Ms. Salasel took the position, on behalf of her husband, that it is consistent with the religious beliefs of Mr. Rasouli that life be continued, although no evidence was adduced regarding the treatment that Mr. Rasouli would have wished to receive in circumstances such as these prior to his becoming mentally incapable. The family also contended that they had seen Mr. Rasouli make certain movements and believed that he was not only aware of his surroundings, but may have been improving as well. In addition to the Charter and injunctive relief sought by Ms. Salasel, Ms. Salasel contended that the proposed withdrawal of treatment decision should be taken to the Consent and Capacity Board, in order to determine whether such is in fact in the best interests of her husband.

The physicians took the position that, in accordance with the common law, it is not necessary to take a doctor’s proposal to withdraw treatment to the Consent and Capacity Board, as a physician is not obliged to offer treatment that will not be of benefit to a patient and where continuing the life-sustaining treatment falls outside the standard of care. The physicians applied for a declaration that the decision to withdraw life sustaining treatment from a patient in a persistent vegetative state is a medical decision and that the consent of the patient’s substitute decision-maker is not required either at common law or under the HCCA. They also sought a declaration that the Charter did not apply.

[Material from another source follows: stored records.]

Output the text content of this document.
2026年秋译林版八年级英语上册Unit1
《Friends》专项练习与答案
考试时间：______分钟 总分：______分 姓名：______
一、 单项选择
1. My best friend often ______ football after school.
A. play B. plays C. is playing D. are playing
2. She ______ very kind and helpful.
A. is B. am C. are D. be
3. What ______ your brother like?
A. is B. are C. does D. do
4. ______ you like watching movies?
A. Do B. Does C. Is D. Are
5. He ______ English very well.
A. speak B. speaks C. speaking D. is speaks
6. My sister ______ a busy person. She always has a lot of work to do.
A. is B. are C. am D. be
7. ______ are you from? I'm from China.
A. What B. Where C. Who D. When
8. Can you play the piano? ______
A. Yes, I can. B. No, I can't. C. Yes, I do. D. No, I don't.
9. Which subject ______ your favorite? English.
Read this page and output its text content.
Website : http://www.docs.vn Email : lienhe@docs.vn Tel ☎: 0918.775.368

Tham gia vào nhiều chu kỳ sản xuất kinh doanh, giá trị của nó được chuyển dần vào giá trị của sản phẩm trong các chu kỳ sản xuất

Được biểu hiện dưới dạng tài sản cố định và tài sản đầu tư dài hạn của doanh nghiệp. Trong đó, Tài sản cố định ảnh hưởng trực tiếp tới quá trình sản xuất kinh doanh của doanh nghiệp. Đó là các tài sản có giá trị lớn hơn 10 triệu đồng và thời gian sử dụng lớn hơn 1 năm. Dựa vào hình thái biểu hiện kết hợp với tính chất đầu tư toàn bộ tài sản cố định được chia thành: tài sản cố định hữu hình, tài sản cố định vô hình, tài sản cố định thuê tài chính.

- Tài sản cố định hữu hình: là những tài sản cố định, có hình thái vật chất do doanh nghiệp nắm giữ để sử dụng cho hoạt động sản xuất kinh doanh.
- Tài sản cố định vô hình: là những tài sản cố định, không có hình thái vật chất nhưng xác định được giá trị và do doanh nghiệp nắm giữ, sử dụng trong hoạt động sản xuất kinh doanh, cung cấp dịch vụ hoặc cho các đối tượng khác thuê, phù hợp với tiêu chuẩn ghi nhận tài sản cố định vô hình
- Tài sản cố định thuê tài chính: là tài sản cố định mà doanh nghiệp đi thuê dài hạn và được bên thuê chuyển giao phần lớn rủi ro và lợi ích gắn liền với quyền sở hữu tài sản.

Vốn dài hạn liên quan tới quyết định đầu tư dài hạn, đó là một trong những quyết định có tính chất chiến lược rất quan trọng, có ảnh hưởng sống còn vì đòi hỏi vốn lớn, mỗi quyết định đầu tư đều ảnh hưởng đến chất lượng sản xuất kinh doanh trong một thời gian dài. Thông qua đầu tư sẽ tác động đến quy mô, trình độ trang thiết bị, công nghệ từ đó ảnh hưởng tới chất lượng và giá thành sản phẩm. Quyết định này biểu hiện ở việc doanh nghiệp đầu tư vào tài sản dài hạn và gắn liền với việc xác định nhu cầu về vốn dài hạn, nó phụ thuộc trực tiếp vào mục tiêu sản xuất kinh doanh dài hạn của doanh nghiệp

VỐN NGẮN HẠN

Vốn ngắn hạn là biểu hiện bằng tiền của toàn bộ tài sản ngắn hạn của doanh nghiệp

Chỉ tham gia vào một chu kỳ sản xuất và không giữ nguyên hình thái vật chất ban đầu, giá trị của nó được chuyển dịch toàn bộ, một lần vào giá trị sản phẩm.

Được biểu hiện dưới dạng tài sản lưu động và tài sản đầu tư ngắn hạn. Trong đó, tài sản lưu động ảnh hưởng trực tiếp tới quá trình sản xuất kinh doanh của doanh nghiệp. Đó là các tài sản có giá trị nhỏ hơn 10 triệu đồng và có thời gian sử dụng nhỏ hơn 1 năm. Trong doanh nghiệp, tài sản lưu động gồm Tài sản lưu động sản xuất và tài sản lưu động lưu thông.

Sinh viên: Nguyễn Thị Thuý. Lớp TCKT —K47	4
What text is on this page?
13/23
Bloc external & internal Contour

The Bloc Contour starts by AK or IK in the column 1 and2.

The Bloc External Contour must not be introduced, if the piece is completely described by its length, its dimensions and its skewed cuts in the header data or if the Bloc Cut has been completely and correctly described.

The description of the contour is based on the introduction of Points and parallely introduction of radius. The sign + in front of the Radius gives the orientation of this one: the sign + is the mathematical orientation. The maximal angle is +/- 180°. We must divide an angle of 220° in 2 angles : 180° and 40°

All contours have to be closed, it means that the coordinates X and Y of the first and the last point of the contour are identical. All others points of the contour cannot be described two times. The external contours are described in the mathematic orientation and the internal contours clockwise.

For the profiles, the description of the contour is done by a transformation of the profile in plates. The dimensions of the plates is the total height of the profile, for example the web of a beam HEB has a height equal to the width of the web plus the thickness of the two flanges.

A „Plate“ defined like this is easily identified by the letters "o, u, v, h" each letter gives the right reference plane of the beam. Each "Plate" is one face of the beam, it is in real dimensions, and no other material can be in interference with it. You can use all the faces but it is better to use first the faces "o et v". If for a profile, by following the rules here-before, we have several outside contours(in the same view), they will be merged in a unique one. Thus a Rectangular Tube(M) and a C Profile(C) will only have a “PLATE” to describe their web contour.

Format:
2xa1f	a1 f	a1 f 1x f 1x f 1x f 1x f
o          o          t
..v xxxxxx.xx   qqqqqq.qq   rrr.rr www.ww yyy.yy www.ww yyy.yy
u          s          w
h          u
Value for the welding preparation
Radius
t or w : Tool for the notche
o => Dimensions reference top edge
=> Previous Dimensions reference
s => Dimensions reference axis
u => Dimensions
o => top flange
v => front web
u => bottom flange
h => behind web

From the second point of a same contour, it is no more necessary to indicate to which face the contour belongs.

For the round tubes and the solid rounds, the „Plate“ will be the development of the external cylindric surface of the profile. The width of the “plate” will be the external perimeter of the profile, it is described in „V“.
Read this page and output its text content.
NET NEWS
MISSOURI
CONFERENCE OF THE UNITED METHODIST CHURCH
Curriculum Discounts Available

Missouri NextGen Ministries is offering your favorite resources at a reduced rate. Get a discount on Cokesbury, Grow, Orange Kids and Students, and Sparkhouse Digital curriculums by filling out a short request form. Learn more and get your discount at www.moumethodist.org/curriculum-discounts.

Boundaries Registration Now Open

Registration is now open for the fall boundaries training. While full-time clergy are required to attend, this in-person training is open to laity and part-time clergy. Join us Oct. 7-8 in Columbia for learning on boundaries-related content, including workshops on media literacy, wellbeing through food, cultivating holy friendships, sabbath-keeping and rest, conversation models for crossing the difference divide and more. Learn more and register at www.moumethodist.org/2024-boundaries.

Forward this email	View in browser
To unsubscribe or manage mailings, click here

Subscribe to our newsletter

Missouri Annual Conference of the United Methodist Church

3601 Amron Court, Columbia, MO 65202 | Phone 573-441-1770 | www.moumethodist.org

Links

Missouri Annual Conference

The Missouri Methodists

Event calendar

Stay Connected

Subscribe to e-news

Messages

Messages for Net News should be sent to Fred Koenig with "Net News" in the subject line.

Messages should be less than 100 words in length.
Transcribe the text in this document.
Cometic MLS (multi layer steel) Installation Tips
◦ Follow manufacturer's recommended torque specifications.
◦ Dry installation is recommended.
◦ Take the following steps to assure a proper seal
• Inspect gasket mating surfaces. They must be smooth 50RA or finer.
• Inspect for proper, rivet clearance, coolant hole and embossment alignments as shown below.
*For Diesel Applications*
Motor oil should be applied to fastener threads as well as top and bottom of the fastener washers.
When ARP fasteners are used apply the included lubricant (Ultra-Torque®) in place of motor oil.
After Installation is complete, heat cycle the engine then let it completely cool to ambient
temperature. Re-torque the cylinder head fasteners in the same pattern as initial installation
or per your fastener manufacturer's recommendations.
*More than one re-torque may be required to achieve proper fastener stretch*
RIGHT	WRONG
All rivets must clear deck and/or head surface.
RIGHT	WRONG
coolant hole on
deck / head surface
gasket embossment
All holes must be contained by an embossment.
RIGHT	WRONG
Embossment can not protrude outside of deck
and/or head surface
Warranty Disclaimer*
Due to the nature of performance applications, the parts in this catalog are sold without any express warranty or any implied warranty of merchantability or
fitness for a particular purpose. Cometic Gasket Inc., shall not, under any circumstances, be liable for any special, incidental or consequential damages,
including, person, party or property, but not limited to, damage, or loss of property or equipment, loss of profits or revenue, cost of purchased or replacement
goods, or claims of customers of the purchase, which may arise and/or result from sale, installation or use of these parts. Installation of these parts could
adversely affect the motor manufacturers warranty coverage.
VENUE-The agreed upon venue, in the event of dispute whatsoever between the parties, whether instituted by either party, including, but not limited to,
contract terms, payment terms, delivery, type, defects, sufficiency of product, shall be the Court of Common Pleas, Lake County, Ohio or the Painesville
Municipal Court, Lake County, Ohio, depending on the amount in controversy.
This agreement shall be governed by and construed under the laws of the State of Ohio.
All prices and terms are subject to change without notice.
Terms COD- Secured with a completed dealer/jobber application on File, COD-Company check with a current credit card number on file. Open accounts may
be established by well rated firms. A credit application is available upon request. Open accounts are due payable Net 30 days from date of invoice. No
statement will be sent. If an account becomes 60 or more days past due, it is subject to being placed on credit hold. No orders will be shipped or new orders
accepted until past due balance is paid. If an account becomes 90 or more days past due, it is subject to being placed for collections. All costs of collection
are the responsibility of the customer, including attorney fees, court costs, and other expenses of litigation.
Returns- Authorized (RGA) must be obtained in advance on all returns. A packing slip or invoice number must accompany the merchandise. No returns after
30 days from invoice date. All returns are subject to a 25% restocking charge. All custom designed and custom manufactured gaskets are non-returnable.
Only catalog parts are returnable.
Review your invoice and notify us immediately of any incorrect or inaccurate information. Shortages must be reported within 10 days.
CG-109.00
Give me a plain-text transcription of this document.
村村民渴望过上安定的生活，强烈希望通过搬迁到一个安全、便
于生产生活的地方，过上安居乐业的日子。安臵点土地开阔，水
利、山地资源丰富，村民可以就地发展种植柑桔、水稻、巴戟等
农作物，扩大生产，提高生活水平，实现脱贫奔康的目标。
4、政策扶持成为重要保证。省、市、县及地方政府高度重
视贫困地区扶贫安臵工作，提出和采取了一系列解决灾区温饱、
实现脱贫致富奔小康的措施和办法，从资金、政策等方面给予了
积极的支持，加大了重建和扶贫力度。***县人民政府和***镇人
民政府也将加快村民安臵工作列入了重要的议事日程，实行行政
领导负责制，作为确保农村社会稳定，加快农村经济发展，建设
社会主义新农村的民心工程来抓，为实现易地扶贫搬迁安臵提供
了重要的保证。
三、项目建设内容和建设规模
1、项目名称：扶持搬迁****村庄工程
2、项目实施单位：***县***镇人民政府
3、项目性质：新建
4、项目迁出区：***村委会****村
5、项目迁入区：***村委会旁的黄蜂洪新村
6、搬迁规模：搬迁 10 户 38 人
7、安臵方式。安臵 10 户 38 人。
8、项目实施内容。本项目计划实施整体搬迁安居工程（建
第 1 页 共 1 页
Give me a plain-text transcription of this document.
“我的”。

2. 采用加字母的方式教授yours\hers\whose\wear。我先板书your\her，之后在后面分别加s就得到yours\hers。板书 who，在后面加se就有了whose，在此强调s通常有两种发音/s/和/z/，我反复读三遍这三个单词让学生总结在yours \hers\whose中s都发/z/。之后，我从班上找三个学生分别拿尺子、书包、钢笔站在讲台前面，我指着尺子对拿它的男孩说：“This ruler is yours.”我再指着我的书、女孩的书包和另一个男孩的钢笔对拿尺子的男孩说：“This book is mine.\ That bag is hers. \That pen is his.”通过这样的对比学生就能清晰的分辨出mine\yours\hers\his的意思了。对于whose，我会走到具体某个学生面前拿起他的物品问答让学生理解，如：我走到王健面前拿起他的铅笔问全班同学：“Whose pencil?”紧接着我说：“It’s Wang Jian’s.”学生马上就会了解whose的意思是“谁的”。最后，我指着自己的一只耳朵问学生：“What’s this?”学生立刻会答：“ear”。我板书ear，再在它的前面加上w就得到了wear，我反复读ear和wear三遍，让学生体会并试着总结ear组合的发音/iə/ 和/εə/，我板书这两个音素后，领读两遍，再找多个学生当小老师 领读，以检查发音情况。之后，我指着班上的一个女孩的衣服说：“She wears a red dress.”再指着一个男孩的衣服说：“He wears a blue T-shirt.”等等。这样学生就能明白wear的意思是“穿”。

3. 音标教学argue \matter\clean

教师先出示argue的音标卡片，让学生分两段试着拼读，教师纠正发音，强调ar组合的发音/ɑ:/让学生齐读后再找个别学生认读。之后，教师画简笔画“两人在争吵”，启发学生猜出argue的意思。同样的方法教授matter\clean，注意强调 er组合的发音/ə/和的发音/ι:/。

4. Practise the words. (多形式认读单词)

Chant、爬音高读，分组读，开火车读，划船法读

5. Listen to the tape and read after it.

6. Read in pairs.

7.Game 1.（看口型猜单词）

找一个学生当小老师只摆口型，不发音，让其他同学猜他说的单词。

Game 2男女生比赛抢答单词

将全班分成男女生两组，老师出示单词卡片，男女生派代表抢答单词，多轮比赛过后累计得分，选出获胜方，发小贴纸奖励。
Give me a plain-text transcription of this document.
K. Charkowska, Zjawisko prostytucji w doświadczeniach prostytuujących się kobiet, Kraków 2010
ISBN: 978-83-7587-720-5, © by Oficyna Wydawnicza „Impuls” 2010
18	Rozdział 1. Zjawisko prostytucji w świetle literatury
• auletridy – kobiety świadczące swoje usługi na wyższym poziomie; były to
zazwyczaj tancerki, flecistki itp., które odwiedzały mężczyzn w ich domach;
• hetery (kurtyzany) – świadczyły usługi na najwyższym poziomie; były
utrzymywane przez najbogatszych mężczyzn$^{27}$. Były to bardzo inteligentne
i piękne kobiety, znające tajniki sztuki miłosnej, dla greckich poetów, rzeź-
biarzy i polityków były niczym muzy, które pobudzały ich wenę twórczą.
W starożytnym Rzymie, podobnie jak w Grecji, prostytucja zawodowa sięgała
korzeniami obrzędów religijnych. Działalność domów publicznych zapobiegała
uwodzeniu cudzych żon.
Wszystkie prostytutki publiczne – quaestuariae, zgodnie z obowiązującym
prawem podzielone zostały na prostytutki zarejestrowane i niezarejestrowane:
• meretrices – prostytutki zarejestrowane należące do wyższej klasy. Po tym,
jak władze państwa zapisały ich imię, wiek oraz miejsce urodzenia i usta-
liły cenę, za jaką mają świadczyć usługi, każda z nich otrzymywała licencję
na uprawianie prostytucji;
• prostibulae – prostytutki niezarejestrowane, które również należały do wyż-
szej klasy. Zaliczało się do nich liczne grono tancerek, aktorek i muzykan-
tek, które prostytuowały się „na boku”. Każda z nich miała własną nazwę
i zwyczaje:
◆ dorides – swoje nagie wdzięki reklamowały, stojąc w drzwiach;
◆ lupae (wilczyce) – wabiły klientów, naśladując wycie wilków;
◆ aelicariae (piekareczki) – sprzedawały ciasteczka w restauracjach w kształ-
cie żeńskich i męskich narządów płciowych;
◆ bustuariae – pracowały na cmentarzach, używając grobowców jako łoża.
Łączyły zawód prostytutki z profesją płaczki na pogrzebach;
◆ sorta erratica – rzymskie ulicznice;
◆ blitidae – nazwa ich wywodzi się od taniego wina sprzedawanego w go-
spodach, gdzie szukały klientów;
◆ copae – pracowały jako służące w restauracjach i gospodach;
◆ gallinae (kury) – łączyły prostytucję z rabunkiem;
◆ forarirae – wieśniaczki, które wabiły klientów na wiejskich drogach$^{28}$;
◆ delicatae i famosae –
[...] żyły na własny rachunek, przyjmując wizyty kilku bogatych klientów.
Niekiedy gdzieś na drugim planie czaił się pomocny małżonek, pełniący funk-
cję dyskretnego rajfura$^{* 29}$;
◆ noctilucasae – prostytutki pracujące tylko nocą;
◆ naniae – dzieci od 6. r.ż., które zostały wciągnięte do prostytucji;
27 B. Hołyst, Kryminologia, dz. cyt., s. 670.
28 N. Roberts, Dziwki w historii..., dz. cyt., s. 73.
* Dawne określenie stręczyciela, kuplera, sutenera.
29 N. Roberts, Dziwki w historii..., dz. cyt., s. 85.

Justice Himel disagreed with the position taken by the doctors, finding that “treatment” includes the withdrawal of life sustaining intervention and, therefore, requires the consent of the person, if capable, or, if incapable, the person’s substitute decision-maker. In the Court’s view, the doctors’ position was not consistent with the enumerated purposes of the HCCA, and, particularly, section 1(a): to provide rules with respect to consent to treatment that apply consistently in all settings. According to the Court, if the respondents’ interpretation of the HCCA were accepted, “no consistent rules regarding the withdrawal of life support in Ontario would exist,” since “[w]hether or not substitute decision-makers would be given an opportunity to consent would depend on the doctor in question, with recourse only being had to the Consent and Capacity Board at the doctor’s discretion.” The Court opined that including the withdrawal of life support in the definition of treatment “ensures that family members, specifically substitute decision makers, play a significant and important role in end of life decisions.” Furthermore, by way of section 37 of the HCCA, the Act permits doctors to challenge a substitute decision-maker’s decision to refuse consent to a proposed plan, by applying to the Consent and Capacity Board for a determination as to whether a substitute decision-maker’s decision to maintain life support is in the best interests of the patient, in accordance with section 21 of the HCCA. The Court concluded by stating: “While no end of life decision can be easy, the process established by the HCCA provides consistency and ensures a full consideration of an incapable person’s best interests in cases such as this.”

Justice Himel was of the view that the physicians’ proposal to end life sustaining treatment to Mr. Rasouli must be referred to the Consent and Capacity Board. The Respondents appealed this decision.

It is quite true, as stated by Justice Himel, that end of life decisions are not easy. Adjudicating on how they should be made, as the Court of Appeal has now been called upon to do, is no easy feat either—particularly when the implications truly are life or death. It will be very interesting to see how the Court of Appeal decides this important case.

This paper is intended for the purposes of providing information only and is to be used only for the purposes of guidance. This paper is not intended to be relied upon as the giving of legal advice and does not purport to be exhaustive.